Comment 3 for bug 2071468

> just curious: are there any pointers to these discussions? It seems odd to design a format that has quoting issues from the beginning.

Unfortunately I don't have links, it's across various maling lists and bug trackers from 2/3 years ago or so.

> I don't like having a 99% solution, and skip stuff otherwise.

Every dpkg feature/flag is a 99% solution. Hardening, frame pointers, reproducibility, none of these feature flags have 100% usage across the entire package base - and that's normal, because there's always a 1% of packages doing really, really weird stuff, and it's just not worth the effort. This already approaches max utility with a 99% coverage, there is very very little to be gained to go out of our way to cover the remaining 1%.

> - a package build creates a build specific spec without relying on any environment variables. That would be a change in dpkg, plus passing the --package-metadata in the build flags.

That gets messy because you have to create the file and manage it and delete it, at exactly the right time, and again against packages that will do extremely weird things to any location that you might pick to write it out to.

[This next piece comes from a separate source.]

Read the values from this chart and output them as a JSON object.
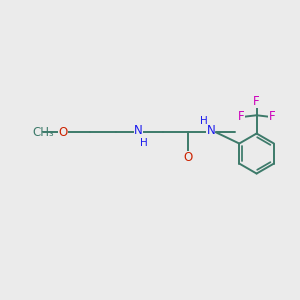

Pick any directory in the build tree or outside it, and there will be at least one package rm -rf'ing it at the wrong time. We tried this first in Fedora, and then quickly moved away from it, as it was just too difficult and much more prone to failure.

> - the gcc and clang drivers insert the --package-metadata option on it's own, if it is not present, and if all the env vars are present.

This requires again changing all the linkers, and it is extremely unlikely that such changes will be accepted, so you'll have to carry out of tree patches forever for bfd, gold, lld and mold.

If you want to change the linkers, it seems to me it would be much more likely to be able to land a patch that changes the spec file's getenv() to take a default fallback value in case the env var doesn't exist, or something along those lines. Then it would just set the value to an empty string when missing, and that will be enough to stop the build failures.

Alternatively, originally the change did not use dpkg-buildflags to add to ldflags. It could be changed again to avoid that, if the problem is weird packages using dpkg-buildflags manually and only picking some bits from it. I could go back to being set via DEB_LDFLAGS_MAINT_APPEND for example.